The bill, which is sponsored by House Speaker Michael Madigan, now goes to the Illinois Senate. After the passing of the bill, Gov. Pat Quinn released a statement about his commitment to raising minimum wage.
“Raising the minimum wage will support hardworking men and women across our state and boost Illinois’ economy by increasing spending at local businesses,” he said. “As we work to build a majority to raise the minimum wage in Illinois, this referendum will help us get the job done.”
“Democracy is about having a voice. I’m glad that voters will have a chance to make their voices heard on this important issue that will benefit hundreds of thousands of working people across Illinois,” he said.
But a “benefit” is not what some local businesses owners are thinking right now. In fact, many look at the potential as a negative impact on business and feel less people will want to spend money because prices will no doubt have to increase to help pay employees’ wages.
Mary Kramer of Kramer’s Kitchen and Catering is just one of the many area non-franchise restaurant owners who will be affected by an increase.
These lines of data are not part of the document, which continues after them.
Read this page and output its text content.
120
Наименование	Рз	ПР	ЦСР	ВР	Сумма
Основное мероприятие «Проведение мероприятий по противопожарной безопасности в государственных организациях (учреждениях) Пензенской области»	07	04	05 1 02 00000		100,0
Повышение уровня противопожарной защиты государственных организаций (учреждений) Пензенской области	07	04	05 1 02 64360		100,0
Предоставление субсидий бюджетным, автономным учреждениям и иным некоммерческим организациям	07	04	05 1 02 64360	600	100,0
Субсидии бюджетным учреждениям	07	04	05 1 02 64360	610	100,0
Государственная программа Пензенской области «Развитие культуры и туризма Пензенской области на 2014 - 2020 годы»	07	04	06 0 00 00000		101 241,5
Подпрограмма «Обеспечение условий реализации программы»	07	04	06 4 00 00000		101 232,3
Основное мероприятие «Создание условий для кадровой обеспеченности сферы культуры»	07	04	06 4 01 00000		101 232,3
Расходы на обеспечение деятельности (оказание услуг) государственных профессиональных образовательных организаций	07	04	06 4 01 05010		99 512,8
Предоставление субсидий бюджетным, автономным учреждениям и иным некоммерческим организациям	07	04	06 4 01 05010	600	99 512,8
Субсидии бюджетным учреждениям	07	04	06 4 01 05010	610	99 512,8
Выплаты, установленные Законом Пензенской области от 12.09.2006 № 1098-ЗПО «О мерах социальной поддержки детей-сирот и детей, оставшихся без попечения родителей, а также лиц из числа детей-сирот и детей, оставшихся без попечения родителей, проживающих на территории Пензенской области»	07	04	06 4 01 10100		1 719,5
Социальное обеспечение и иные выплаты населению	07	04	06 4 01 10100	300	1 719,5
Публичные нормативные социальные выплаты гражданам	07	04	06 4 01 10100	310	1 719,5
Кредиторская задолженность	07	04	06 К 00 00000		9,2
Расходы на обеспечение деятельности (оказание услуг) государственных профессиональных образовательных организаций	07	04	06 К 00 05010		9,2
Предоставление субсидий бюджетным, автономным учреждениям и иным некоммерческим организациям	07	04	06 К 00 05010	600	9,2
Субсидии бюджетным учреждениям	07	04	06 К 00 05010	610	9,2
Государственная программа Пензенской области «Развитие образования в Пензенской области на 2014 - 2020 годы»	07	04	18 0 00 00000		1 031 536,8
Right now, her employees at Kramer’s Kitchen are paid more than the current minimum wage, which is $8.25 an hour, but if an increase of $10 an hour was to go into effect, all employees at her restaurant will be at less than the minimum wage.
“If this goes through, prices are going to go higher, and this will hurt the economy,” she said. “They are saying it will boost economy, but will people really spend more money? With this, prices will go higher.”
With food prices already at record highs, many businesses will be forced to raise their prices this summer to help with costs, but with a possible minimum wage increase lingering, businesses owners will yet again have to anticipate raising their prices.
Kramer mentioned that some restaurant owners themselves don’t even make $10 to $12 an hour.
“You take whatever is left of the profit, and when there’s no profit, you don’t take any money. So this will be a hit to the owners,” she said. “We take the hit more and take less money. We have no choice but to cover our costs first and take what’s left.”
The increase will also force businesses owners like Kramer to evaluate employees. Kramer said right now her restaurant often hires employees with no experience so they are given a chance to train them. But at $10 an hour, Kramer isn’t sure if it will be worth it.
The increase could also affect places like the Princeton Park District and Bureau County Metro Center, who are extremely dependent on part-time employees.
According to Elaine Russell, director of the park district, most of their part-time hiring occurs during the summer when they need outdoor workers for mowing, maintenance and counselors for summer camps, along with lifeguards for both the indoor and outdoor pools.
“With only 11 full-time employees on payroll and up to 75 part-time employees during the summer, an increase would negatively affect our expenses,” she said. “The last time there was an increase we transitioned by having full-time staff fill certain part-time positions until we were able to adjust our budget to accommodate the increase.”